The dashboard was more of a quick but unrealistic example. I agree that generally going via the API is the go-to approach.

Thanks for clarifying this. Approved from my side :white_check_mark:

Current spec looks good to me too. :white_check_mark:

1 Like

I think generally this spec looks really good - I have one style comment which you can feel free to ignore but the snap{_config} prefixes on some of the charm options seem a bit superfluous - the charm only deploys using the snap! Less typing when producing bundles and using the CLI as well if these are not used.

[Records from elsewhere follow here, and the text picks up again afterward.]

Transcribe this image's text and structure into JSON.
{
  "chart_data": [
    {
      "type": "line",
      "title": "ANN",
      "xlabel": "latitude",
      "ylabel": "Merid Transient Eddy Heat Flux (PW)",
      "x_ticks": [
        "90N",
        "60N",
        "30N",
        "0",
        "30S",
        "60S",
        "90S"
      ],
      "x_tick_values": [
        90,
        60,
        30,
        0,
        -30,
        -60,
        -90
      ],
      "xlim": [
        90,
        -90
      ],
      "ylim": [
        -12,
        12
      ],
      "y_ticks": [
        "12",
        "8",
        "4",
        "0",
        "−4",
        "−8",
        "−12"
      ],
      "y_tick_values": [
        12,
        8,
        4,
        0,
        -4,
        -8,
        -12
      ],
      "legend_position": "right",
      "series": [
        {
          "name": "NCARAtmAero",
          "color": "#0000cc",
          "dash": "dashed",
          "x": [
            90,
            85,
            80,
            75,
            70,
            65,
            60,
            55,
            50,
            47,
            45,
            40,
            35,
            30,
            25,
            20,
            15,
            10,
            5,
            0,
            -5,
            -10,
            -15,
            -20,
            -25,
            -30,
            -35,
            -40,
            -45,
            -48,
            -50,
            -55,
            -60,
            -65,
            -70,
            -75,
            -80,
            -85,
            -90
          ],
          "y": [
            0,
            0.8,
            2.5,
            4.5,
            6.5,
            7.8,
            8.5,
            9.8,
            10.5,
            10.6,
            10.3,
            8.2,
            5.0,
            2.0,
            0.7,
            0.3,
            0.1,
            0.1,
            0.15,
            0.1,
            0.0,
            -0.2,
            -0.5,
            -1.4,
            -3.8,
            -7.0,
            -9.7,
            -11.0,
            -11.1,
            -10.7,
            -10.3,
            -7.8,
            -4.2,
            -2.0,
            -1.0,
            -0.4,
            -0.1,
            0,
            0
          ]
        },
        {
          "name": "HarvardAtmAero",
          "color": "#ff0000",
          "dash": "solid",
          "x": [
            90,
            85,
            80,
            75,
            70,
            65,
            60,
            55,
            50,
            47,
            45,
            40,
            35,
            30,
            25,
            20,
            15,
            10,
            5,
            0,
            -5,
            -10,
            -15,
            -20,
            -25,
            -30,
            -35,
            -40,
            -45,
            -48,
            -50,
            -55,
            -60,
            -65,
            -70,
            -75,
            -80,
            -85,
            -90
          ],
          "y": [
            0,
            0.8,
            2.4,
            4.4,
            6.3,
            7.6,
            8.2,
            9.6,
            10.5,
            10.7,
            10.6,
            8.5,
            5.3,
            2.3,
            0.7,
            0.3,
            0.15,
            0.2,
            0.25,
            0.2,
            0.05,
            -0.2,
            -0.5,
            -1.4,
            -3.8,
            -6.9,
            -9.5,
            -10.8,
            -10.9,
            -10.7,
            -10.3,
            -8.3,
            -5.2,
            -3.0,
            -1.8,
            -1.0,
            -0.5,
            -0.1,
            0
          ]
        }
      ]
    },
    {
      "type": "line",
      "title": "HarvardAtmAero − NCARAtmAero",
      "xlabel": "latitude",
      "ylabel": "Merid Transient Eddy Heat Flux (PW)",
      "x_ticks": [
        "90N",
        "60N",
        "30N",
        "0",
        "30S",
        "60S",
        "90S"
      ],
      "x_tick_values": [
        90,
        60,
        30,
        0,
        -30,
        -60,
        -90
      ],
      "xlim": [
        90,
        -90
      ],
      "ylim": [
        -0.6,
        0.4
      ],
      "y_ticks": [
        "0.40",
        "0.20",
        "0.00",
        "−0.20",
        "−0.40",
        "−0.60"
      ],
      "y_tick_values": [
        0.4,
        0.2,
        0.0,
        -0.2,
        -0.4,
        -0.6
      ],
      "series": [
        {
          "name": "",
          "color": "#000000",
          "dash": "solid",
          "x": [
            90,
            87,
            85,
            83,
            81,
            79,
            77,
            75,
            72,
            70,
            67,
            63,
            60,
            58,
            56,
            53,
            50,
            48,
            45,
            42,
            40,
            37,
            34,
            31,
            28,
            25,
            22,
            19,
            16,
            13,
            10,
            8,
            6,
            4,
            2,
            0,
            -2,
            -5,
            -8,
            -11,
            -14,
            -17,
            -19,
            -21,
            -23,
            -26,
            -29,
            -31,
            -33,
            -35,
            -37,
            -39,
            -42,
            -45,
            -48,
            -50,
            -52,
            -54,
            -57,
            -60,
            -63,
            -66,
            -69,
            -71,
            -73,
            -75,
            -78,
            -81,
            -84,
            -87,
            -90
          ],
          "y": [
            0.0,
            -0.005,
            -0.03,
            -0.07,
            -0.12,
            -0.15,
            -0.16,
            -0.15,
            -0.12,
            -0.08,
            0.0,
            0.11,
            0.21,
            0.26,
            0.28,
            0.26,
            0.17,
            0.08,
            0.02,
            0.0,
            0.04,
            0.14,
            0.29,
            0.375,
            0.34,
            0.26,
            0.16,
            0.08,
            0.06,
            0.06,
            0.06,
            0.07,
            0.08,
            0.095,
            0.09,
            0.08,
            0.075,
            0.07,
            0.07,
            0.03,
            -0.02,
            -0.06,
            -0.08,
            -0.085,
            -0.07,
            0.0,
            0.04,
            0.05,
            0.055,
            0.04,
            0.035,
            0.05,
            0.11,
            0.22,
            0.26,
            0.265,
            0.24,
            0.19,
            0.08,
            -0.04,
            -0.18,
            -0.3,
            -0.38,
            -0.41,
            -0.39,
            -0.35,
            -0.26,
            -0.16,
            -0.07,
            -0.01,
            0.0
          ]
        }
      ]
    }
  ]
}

I also prefer ‘-’ to ‘_’ and that’s something we’ve tried to standardise on in the OpenStack Charms.

The goal with the snap prefix was to clearly separate what’s a LXD config from what’s coming as a snap config (snap set) while also keeping things nicely sortable. This should allow for possible future expansions of charm config without having to ever deal with conflicts or confusing keys :slight_smile:

For the dash vs underscore part, I don’t personally have an opinion on it, so if we’re trying to standardize on dash, we should go with that then!

Spec marked as approved now.

So as it turns out, this isn’t really possible as there’s no easy way to get the full model+machine config from the charm, so we’ll skip this for now.

As discussed, since Juju makes proxy information available in /etc/juju-proxy.conf, I’ve implemented the core.proxy_ initial setting based on it.